U.S. mutual fund investors returned to stock funds in October according to a report from Standard & Poor’s.

S&P found that for the first time in several months, fund companies reported new cash coming back into stock funds in October. Investors, who had sought refuge in fixed-income and money market funds in September, appear to have had a change of heart.

“Investors saw the S&P 500 index rebounding from its September 21st lows with growth, technology, and mid/small cap stocks moving higher,” notes mutual fund strategist, Rosanne Pane. “Investors may have begun to anticipate an economic recovery from the expansionary monetary and fiscal policies in place.”

Fidelity, the largest U.S. fund firm, has seen “very strong” net sales across the three asset classes, said Fidelity spokeswoman Anne Crowley. “The most notable thing is that all three are seeing positive sales.

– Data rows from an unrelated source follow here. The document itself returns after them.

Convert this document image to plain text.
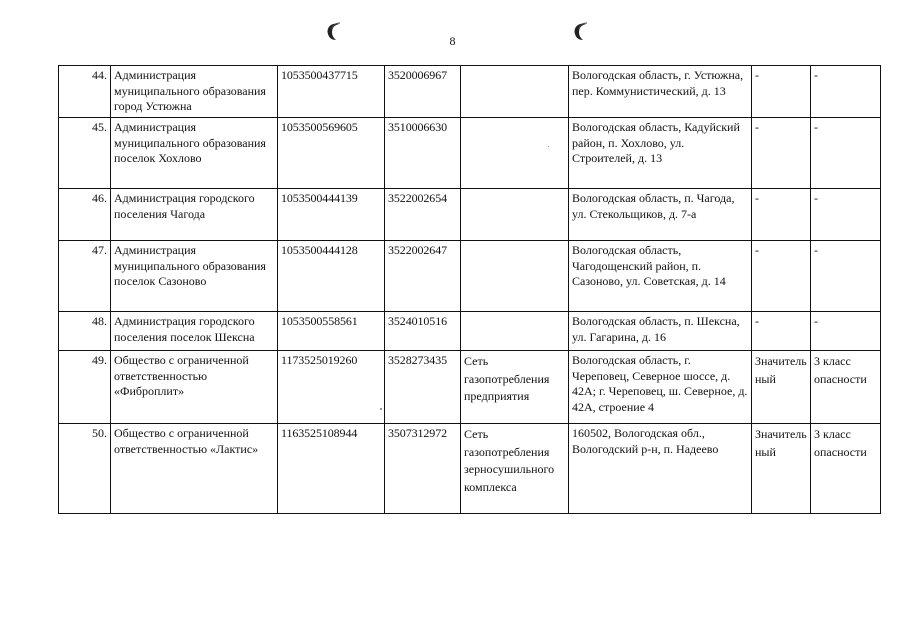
8
44.	Администрация муниципального образования город Устюжна	1053500437715	3520006967		Вологодская область, г. Устюжна, пер. Коммунистический, д. 13	-	-
45.	Администрация муниципального образования поселок Хохлово	1053500569605	3510006630		Вологодская область, Кадуйский район, п. Хохлово, ул. Строителей, д. 13	-	-
46.	Администрация городского поселения Чагода	1053500444139	3522002654		Вологодская область, п. Чагода, ул. Стекольщиков, д. 7-а	-	-
47.	Администрация муниципального образования поселок Сазоново	1053500444128	3522002647		Вологодская область, Чагодощенский район, п. Сазоново, ул. Советская, д. 14	-	-
48.	Администрация городского поселения поселок Шексна	1053500558561	3524010516		Вологодская область, п. Шексна, ул. Гагарина, д. 16	-	-
49.	Общество с ограниченной ответственностью «Фиброплит»	1173525019260	3528273435	Сеть газопотребления предприятия	Вологодская область, г. Череповец, Северное шоссе, д. 42А; г. Череповец, ш. Северное, д. 42А, строение 4	Значительный	3 класс опасности
50.	Общество с ограниченной ответственностью «Лактис»	1163525108944	3507312972	Сеть газопотребления зерносушильного комплекса	160502, Вологодская обл., Вологодский р-н, п. Надеево	Значительный	3 класс опасности
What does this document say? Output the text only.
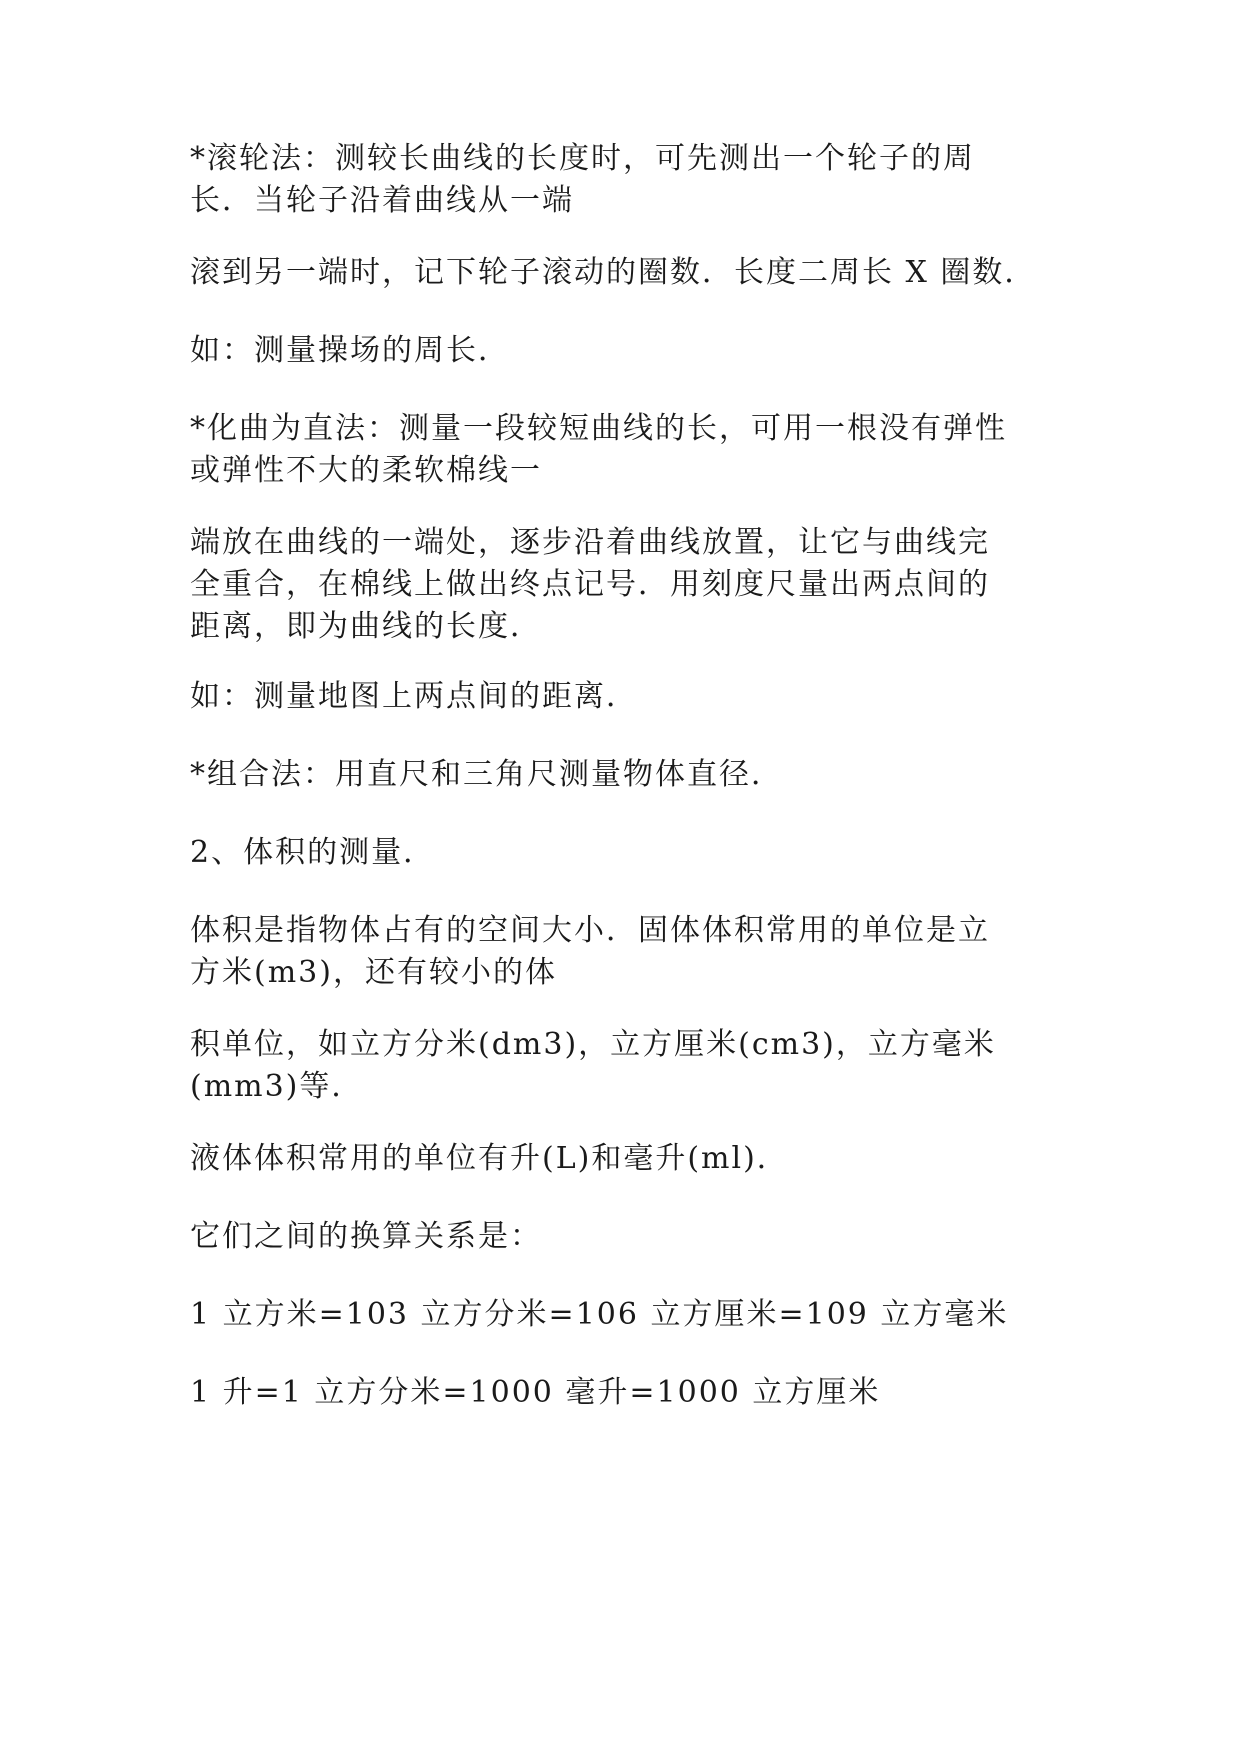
*滚轮法：测较长曲线的长度时，可先测出一个轮子的周
长．当轮子沿着曲线从一端
滚到另一端时，记下轮子滚动的圈数．长度二周长 X 圈数．
如：测量操场的周长．
*化曲为直法：测量一段较短曲线的长，可用一根没有弹性
或弹性不大的柔软棉线一
端放在曲线的一端处，逐步沿着曲线放置，让它与曲线完
全重合，在棉线上做出终点记号．用刻度尺量出两点间的
距离，即为曲线的长度．
如：测量地图上两点间的距离．
*组合法：用直尺和三角尺测量物体直径．
2、体积的测量．
体积是指物体占有的空间大小．固体体积常用的单位是立
方米(m3)，还有较小的体
积单位，如立方分米(dm3)，立方厘米(cm3)，立方毫米
(mm3)等．
液体体积常用的单位有升(L)和毫升(ml)．
它们之间的换算关系是：
1 立方米=103 立方分米=106 立方厘米=109 立方毫米
1 升=1 立方分米=1000 毫升=1000 立方厘米
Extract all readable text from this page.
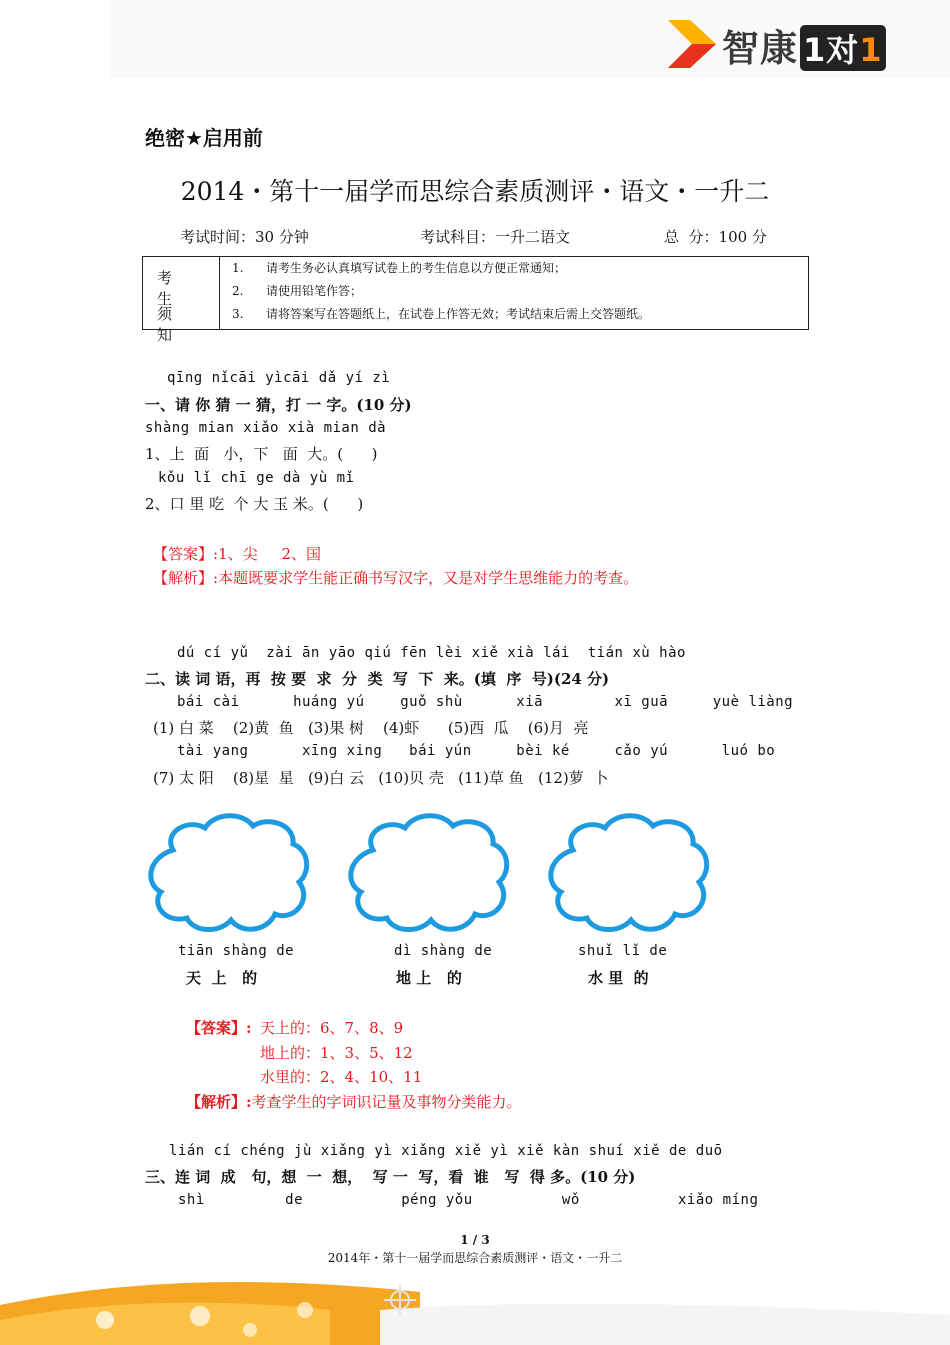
智康 1对1
绝密★启用前
2014・第十一届学而思综合素质测评・语文・一升二
考试时间：30 分钟	考试科目：一升二语文	总  分：100 分
考生
须知

1. 请考生务必认真填写试卷上的考生信息以方便正常通知；
2. 请使用铅笔作答；
3. 请将答案写在答题纸上，在试卷上作答无效；考试结束后需上交答题纸。
qīng nǐcāi yìcāi dǎ yí zì
一、请 你 猜 一 猜，打 一 字。(10 分)
shàng mian xiǎo xià mian dà
1、上  面   小，下   面  大。(      )
kǒu lǐ chī ge dà yù mǐ
2、口 里 吃  个 大 玉 米。(      )
【答案】:1、尖     2、国
【解析】:本题既要求学生能正确书写汉字，又是对学生思维能力的考查。
dú cí yǔ  zài ān yāo qiú fēn lèi xiě xià lái  tián xù hào
二、读 词 语，再  按 要  求  分  类  写  下  来。(填  序  号)(24 分)
bái cài      huáng yú    guǒ shù      xiā        xī guā     yuè liàng
(1) 白 菜    (2)黄  鱼   (3)果 树    (4)虾      (5)西  瓜    (6)月  亮
tài yang      xīng xing   bái yún     bèi ké     cǎo yú      luó bo
(7) 太 阳    (8)星  星   (9)白 云   (10)贝 壳   (11)草 鱼   (12)萝  卜
tiān shàng de
天  上   的
dì shàng de
地 上   的
shuǐ lǐ de
水 里  的
【答案】: 天上的：6、7、8、9
地上的：1、3、5、12
水里的：2、4、10、11
【解析】:考查学生的字词识记量及事物分类能力。
lián cí chéng jù xiǎng yì xiǎng xiě yì xiě kàn shuí xiě de duō
三、连 词  成   句，想  一  想，  写 一  写，看  谁   写  得 多。(10 分)
shì         de           péng yǒu          wǒ           xiǎo míng
1 / 3
2014年・第十一届学而思综合素质测评・语文・一升二
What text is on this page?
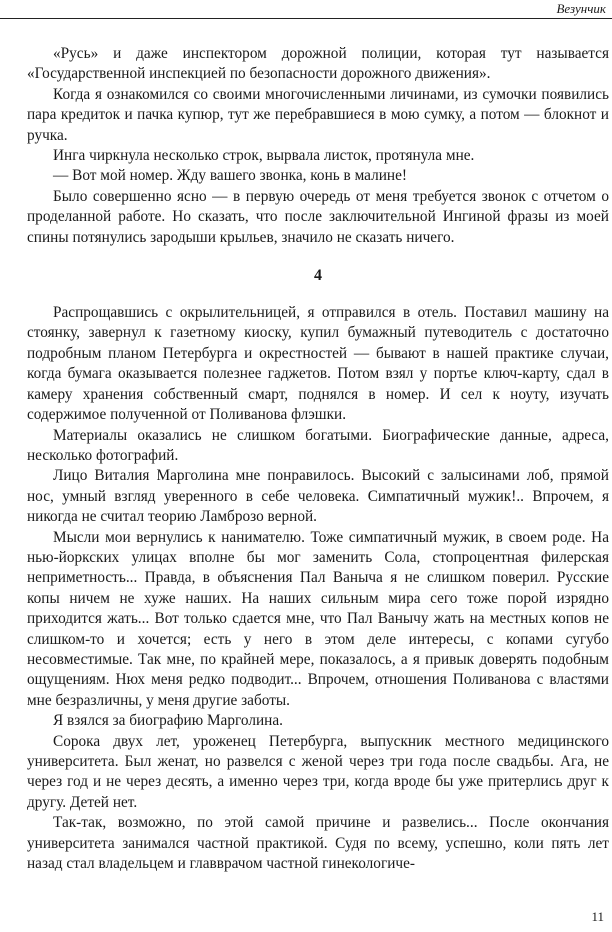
Везунчик

«Русь» и даже инспектором дорожной полиции, которая тут называется «Государственной инспекцией по безопасности дорожного движения».

Когда я ознакомился со своими многочисленными личинами, из сумочки появились пара кредиток и пачка купюр, тут же перебравшиеся в мою сумку, а потом — блокнот и ручка.

Инга чиркнула несколько строк, вырвала листок, протянула мне.

— Вот мой номер. Жду вашего звонка, конь в малине!

Было совершенно ясно — в первую очередь от меня требуется звонок с отчетом о проделанной работе. Но сказать, что после заключительной Ингиной фразы из моей спины потянулись зародыши крыльев, значило не сказать ничего.

4

Распрощавшись с окрылительницей, я отправился в отель. Поставил машину на стоянку, завернул к газетному киоску, купил бумажный путеводитель с достаточно подробным планом Петербурга и окрестностей — бывают в нашей практике случаи, когда бумага оказывается полезнее гаджетов. Потом взял у портье ключ-карту, сдал в камеру хранения собственный смарт, поднялся в номер. И сел к ноуту, изучать содержимое полученной от Поливанова флэшки.

Материалы оказались не слишком богатыми. Биографические данные, адреса, несколько фотографий.

Лицо Виталия Марголина мне понравилось. Высокий с залысинами лоб, прямой нос, умный взгляд уверенного в себе человека. Симпатичный мужик!.. Впрочем, я никогда не считал теорию Ламброзо верной.

Мысли мои вернулись к нанимателю. Тоже симпатичный мужик, в своем роде. На нью-йоркских улицах вполне бы мог заменить Сола, стопроцентная филерская неприметность... Правда, в объяснения Пал Ваныча я не слишком поверил. Русские копы ничем не хуже наших. На наших сильным мира сего тоже порой изрядно приходится жать... Вот только сдается мне, что Пал Ванычу жать на местных копов не слишком-то и хочется; есть у него в этом деле интересы, с копами сугубо несовместимые. Так мне, по крайней мере, показалось, а я привык доверять подобным ощущениям. Нюх меня редко подводит... Впрочем, отношения Поливанова с властями мне безразличны, у меня другие заботы.

Я взялся за биографию Марголина.

Сорока двух лет, уроженец Петербурга, выпускник местного медицинского университета. Был женат, но развелся с женой через три года после свадьбы. Ага, не через год и не через десять, а именно через три, когда вроде бы уже притерлись друг к другу. Детей нет.

Так-так, возможно, по этой самой причине и развелись... После окончания университета занимался частной практикой. Судя по всему, успешно, коли пять лет назад стал владельцем и главврачом частной гинекологиче-

11
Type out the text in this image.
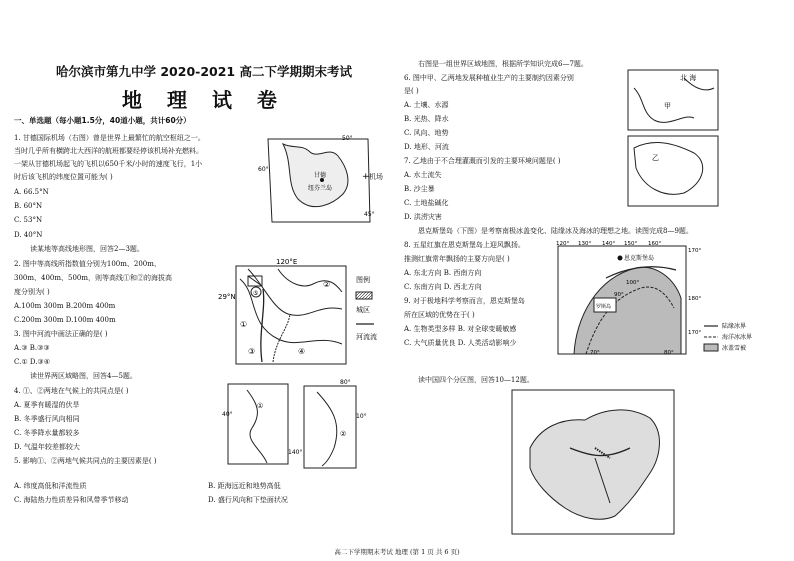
哈尔滨市第九中学 2020-2021 高二下学期期末考试
地 理 试 卷
一、单选题（每小题1.5分，40道小题，共计60分）
1. 甘德国际机场（右图）曾是世界上最繁忙的航空枢纽之一。
当时几乎所有横跨北大西洋的航班都要经停该机场补充燃料。
一架从甘德机场起飞的飞机以650千米/小时的速度飞行，1小
时后该飞机的纬度位置可能为( )
A. 66.5°N
B. 60°N
C. 53°N
D. 40°N
读某地等高线地形图，回答2—3题。
2. 图中等高线所指数值分别为100m、200m、
300m、400m、500m，则等高线①和②的海拔高
度分别为( )
A.100m 300m B.200m 400m
C.200m 300m D.100m 400m
3. 图中河流中画法正确的是( )
A.③ B.③③
C.① D.③④
读世界两区域略图，回答4—5题。
4. ①、②两地在气候上的共同点是( )
A. 夏季有暖湿的伏旱
B. 冬季盛行风向相同
C. 冬季降水量都较多
D. 气温年较差都较大
5. 影响①、②两地气候共同点的主要因素是( )
A. 纬度高低和洋流性质	B. 距海远近和地势高低
C. 海陆热力性质差异和风带季节移动	D. 盛行风向和下垫面状况
右图是一组世界区域地图，根据所学知识完成6—7题。
6. 图中甲、乙两地发展种植业生产的主要制约因素分别
是( )
A. 土壤、水源
B. 光热、降水
C. 风向、地势
D. 地形、河流
7. 乙地由于不合理灌溉而引发的主要环境问题是( )
A. 水土流失
B. 沙尘暴
C. 土地盐碱化
D. 洪涝灾害
恩克斯堡岛（下图）是考察南极冰盖变化、陆缘冰及海冰的理想之地。读图完成8—9题。
8. 五星红旗在恩克斯堡岛上迎风飘扬。
推测红旗常年飘扬的主要方向是( )
A. 东北方向 B. 西南方向
C. 东南方向 D. 西北方向
9. 对于极地科学考察而言，恩克斯堡岛
所在区域的优势在于( )
A. 生物类型多样 B. 对全球变暖敏感
C. 大气质量优良 D. 人类活动影响少
读中国四个分区图，回答10—12题。
甘德
纽芬兰岛
50°
60°
45°
+ 机场
⑤
②
①
③	④
120°E
29°N
图例
城区
河流流
①
40°
140°
②
80°
10°
北 海
甲
乙
罗斯岛
恩克斯堡岛
120° 130° 140° 150° 160°
170°
180°
170°
70°	80°
100°
90°
陆缘冰界
海洋冰冰界
冰盖雪被
高二下学期期末考试 地理 (第 1 页 共 6 页)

Growth funds and specialized growth funds have seen positive net sales so far in October,” Crowley added. In September, Fidelity had outflows of $5.7 billion from stock funds.

The evidence is similar at T. Rowe Price funds where there was also a strong inflow for October into its equity funds.

In addition, there was a moderate outflow from international equity funds, a modest inflow into bond funds, and a modest outflow from money-market portfolios. T. Rowe Price does not discuss specific figures.

Schwab’s supermarket reported stock inflows of $506 million through October 26, versus outflows of $2.2 billion in September. Bond funds took in $778 million, versus $532 million in September.